The experts weigh in on how to prevent future Enrons.

Hill: I think FASB could do some things that would get us a little closer, but you’re never going to have a standardized number that everyone is going to accept.

I think everyone would agree that there are times when it’s not only legitimate to adjust GAAP earnings, but desirable. The problem is that you use earnings for different things.

The SEC’s cautionary advice [on the use of pro forma financial information in earnings releases] that came out recently was a big step forward on this issue. The advisory said you had to provide some sort of trail from how you got from GAAP to the pro forma earnings.

Willens: But doesn’t that bother you, the fact that virtually no one is using GAAP net income for analytical purposes? That everyone is using their own formulas?

Hill: That’s what analysis is all about.

Griep: This is a very big issue on the equity-analytic side of our business, and with the index business as well. I know they’ve proposed a definition of operating earnings to try to bring standardization to that aspect, and it’s the one that we would use internally for valuation purposes.

Hill: But you can’t do that. The problem is, everyone agrees that the extraordinary items as defined by FASB should be excluded from the GAAP net earnings. But the sticky wickets are the footnotes, the restructuring charges, the asset-sale gains and losses, the acquisition charges, litigation, inventory write-downs. All these kinds of things can come in a lot of different shapes and flavors.

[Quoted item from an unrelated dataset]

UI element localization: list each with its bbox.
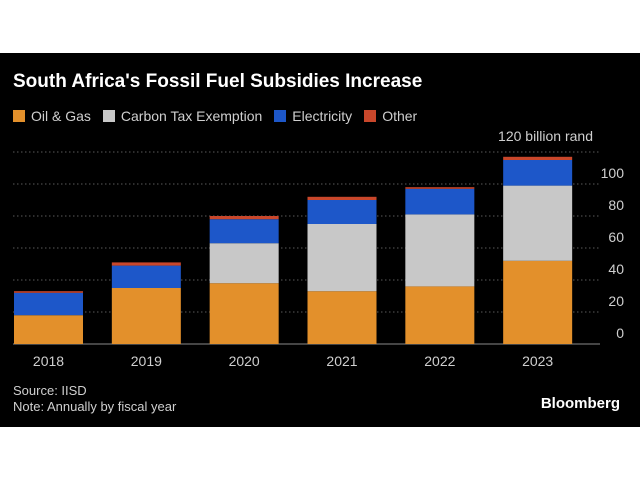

Rethinking Rating Triggers

Let’s turn to another post-Enron issue: rating triggers. The rating agencies are going to take a closer look at those, but S&P seemed to suggest that a lot of change wasn’t necessary.

Griep: Enron was a catalyst for us to undertake a review of what the actual exposure was of, in particular, lower-investment-grade companies — those rated in the triple-B, single-A range — to contingent commitments that involved significant debt repayment or collateral pledge. While it’s been played up in the media as a focus on credit-rating triggers, the questionnaire we put together actually focuses on rating, equity-price, and other kinds of operating-performance triggers that are built into borrowing arrangements and counterparty arrangements. The problem of how to factor these triggers into the rating process is a challenging one, and one that we’re still reviewing.

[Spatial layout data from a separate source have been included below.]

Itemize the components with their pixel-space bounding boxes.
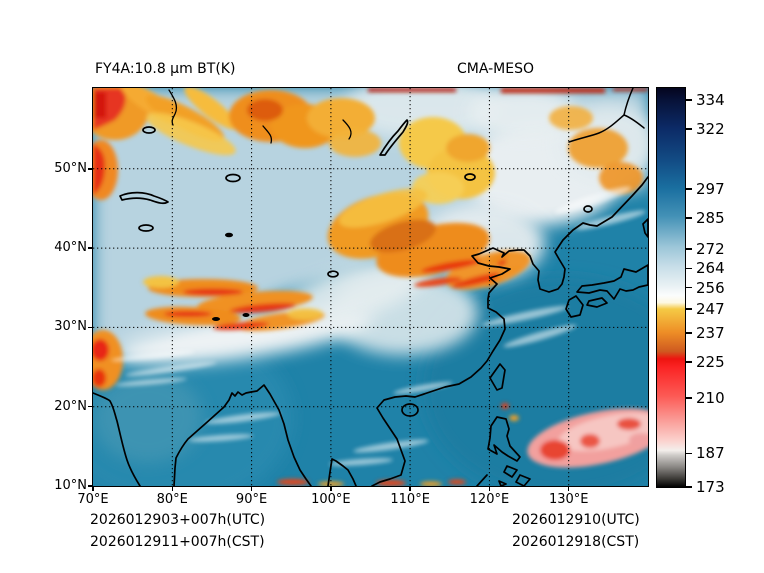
y-tick-mark [88,485,92,487]
colorbar-tick-label: 225 [696,353,725,371]
x-tick-mark [92,487,94,491]
y-tick-label: 20°N [54,398,87,414]
valid-time-utc: 2026012910(UTC) [512,512,640,528]
colorbar-tick-label: 285 [696,208,725,227]
colorbar-tick-mark [686,99,692,101]
y-tick-mark [88,247,92,249]
plateau-lakes [211,232,249,321]
colorbar-tick-mark [686,361,692,363]
init-time-cst: 2026012911+007h(CST) [90,534,265,550]
colorbar-tick-label: 297 [696,179,725,198]
y-tick-label: 10°N [54,478,87,493]
x-tick-mark [409,487,411,491]
colorbar-tick-mark [686,452,692,455]
y-tick-mark [88,405,92,408]
colorbar-tick-label: 264 [696,259,725,278]
y-tick-mark [88,168,92,170]
colorbar-tick-mark [686,486,692,488]
colorbar-tick-label: 173 [696,478,725,496]
colorbar-tick-label: 247 [696,300,725,319]
colorbar-tick-mark [686,308,692,310]
x-tick-label: 110°E [390,492,430,507]
x-tick-label: 90°E [235,492,268,507]
colorbar-tick-label: 210 [696,389,725,408]
colorbar-tick-mark [686,248,692,250]
x-tick-mark [330,487,332,491]
colorbar-tick-label: 334 [696,91,725,110]
x-tick-label: 70°E [77,492,109,507]
colorbar-tick-label: 237 [696,324,725,343]
x-tick-label: 80°E [156,492,188,507]
x-tick-mark [567,487,570,491]
colorbar-tick-label: 187 [696,444,725,463]
y-tick-label: 40°N [54,240,87,256]
colorbar-tick-mark [686,286,692,289]
y-tick-label: 30°N [54,319,87,335]
colorbar-tick-label: 272 [696,240,725,259]
x-tick-mark [250,487,253,491]
colorbar-tick-mark [686,332,692,334]
colorbar-tick-label: 322 [696,119,725,138]
map-plot [91,86,649,487]
x-tick-mark [488,487,491,491]
x-tick-label: 100°E [311,492,351,507]
y-tick-mark [88,326,92,329]
colorbar-tick-mark [686,397,692,399]
colorbar-tick-mark [686,188,692,190]
model-title: CMA-MESO [457,61,535,77]
colorbar-tick-label: 256 [696,278,725,297]
map-canvas [92,87,648,486]
colorbar-tick-mark [686,267,692,270]
colorbar-tick-mark [686,128,692,130]
x-tick-mark [171,487,174,491]
x-tick-label: 120°E [469,492,510,507]
plot-title: FY4A:10.8 μm BT(K) [95,61,236,77]
colorbar-gradient [655,86,686,488]
init-time-utc: 2026012903+007h(UTC) [90,512,266,528]
y-tick-label: 50°N [54,160,87,176]
x-tick-label: 130°E [548,492,589,507]
valid-time-cst: 2026012918(CST) [512,534,640,550]
colorbar-tick-mark [686,217,692,219]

The alternative methodologies are to factor it directly into the rating, in the form of reduced financial flexibility; or, secondarily, just signal the presence of this contingent risk in a way that’s incremental to the rating. But we’re going through a process of differentiating the degree to which these triggers represent risks.

You know, rating agencies are in a difficult position. Our goal is to opine on creditworthiness, not create it. So where we have a company that is rated triple B minus and has substantial triggers, if they were to fall to noninvestment grade, the debate internally is the extent to which we lower that rating. It becomes self-fulfilling. Is there another way to signal that risk?